I still like to play cards. And I play a lot of games with youth, whether on mission trips, retreats, or campouts. Lately, I’ve been getting a fearsome reputation as a Hearts player. My younger opponents want to know why I win so often.
Well, this is not the time or place for a seminar in card-playing strategy. But with Hearts, there is one significant choice to be made: Are you going to play to win,
or are you going to play not to lose?
You see, in Hearts, the low score wins. Points are bad. You want other people to get points. You get points for taking tricks with Hearts in them, or by taking the Queen of Spades in a trick; she’s worth 13 points in herself, whereas all the other Hearts are just worth one point apiece. So most people attempt to arrange their hand in such a way as to avoid taking tricks. If you never take a trick, you never take any points, right?

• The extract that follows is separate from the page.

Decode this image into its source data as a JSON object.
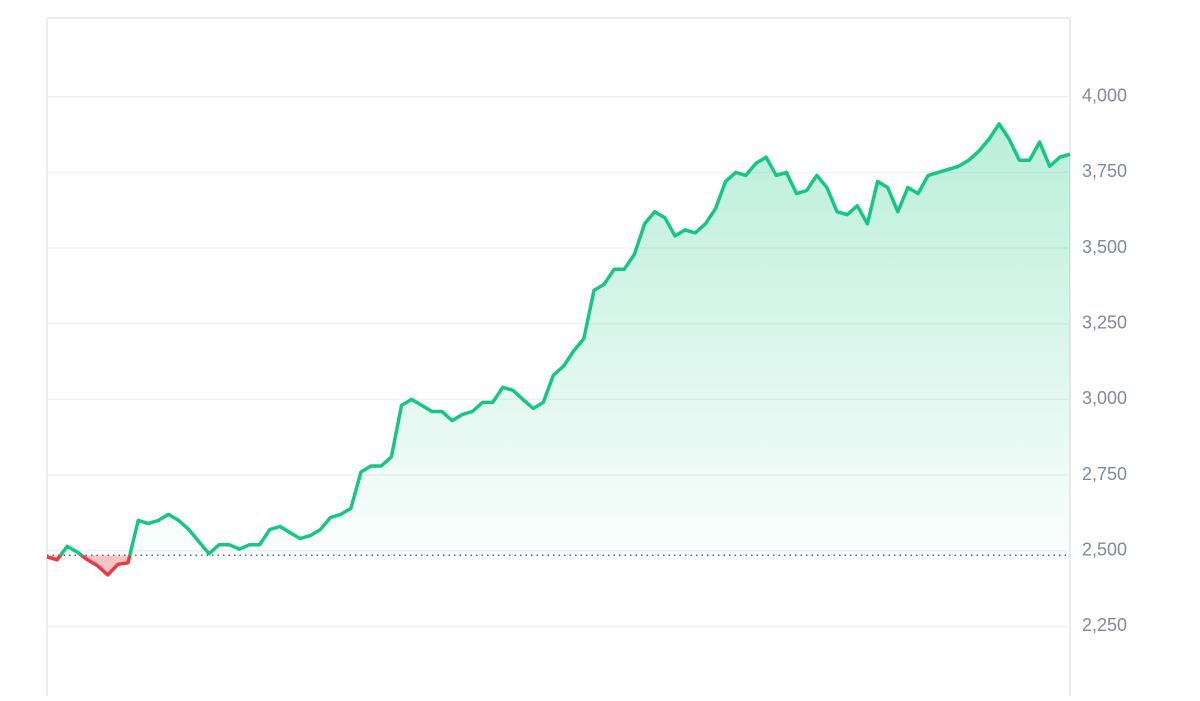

But just dodging and weaving, trying to avoid bad stuff, is not a winning strategy. If you’re playing to win, you have to take tricks as well as avoid them. You want to dictate who gets the points, and that means you have to control when and how certain cards get played. And since the fastest way to give points to other players is to take all 26 points yourself (in which case you get zero and they all get 26), you need to think about how to take all the tricks with points in them (called “shooting the moon”).
A high-risk strategy can backfire, of course. Being willing to take points means sometimes you take a lot
of them. But as a general rule, you can’t count on stumbling into a win because other people messed up more. The way to win is to control the game, and that means you have to lead. And be willing to accept failure as well as success.
There’s a lot of people playing the church game who are playing it not to lose. They’re afraid of playing to win. Oh, they’d like to win. They’d like to see the church grow, they’d like to accomplish big things — but they’re afraid of failing, or of making people mad, or of getting stuck in the lead. They don’t want the responsibility. And so, of course, they rarely win. But there’s another name for not winning. It’s called “losing.”
Things don’t stay the same if you refuse to try. They get worse. Sometimes slowly, sometimes swiftly. But if you’re not winning, then you’re losing. Me, I’m playing to win. How about you?
Do you not know that in a race all the runners compete, but only one receives the prize? So run that you may obtain it (1 Corinthians 9:24).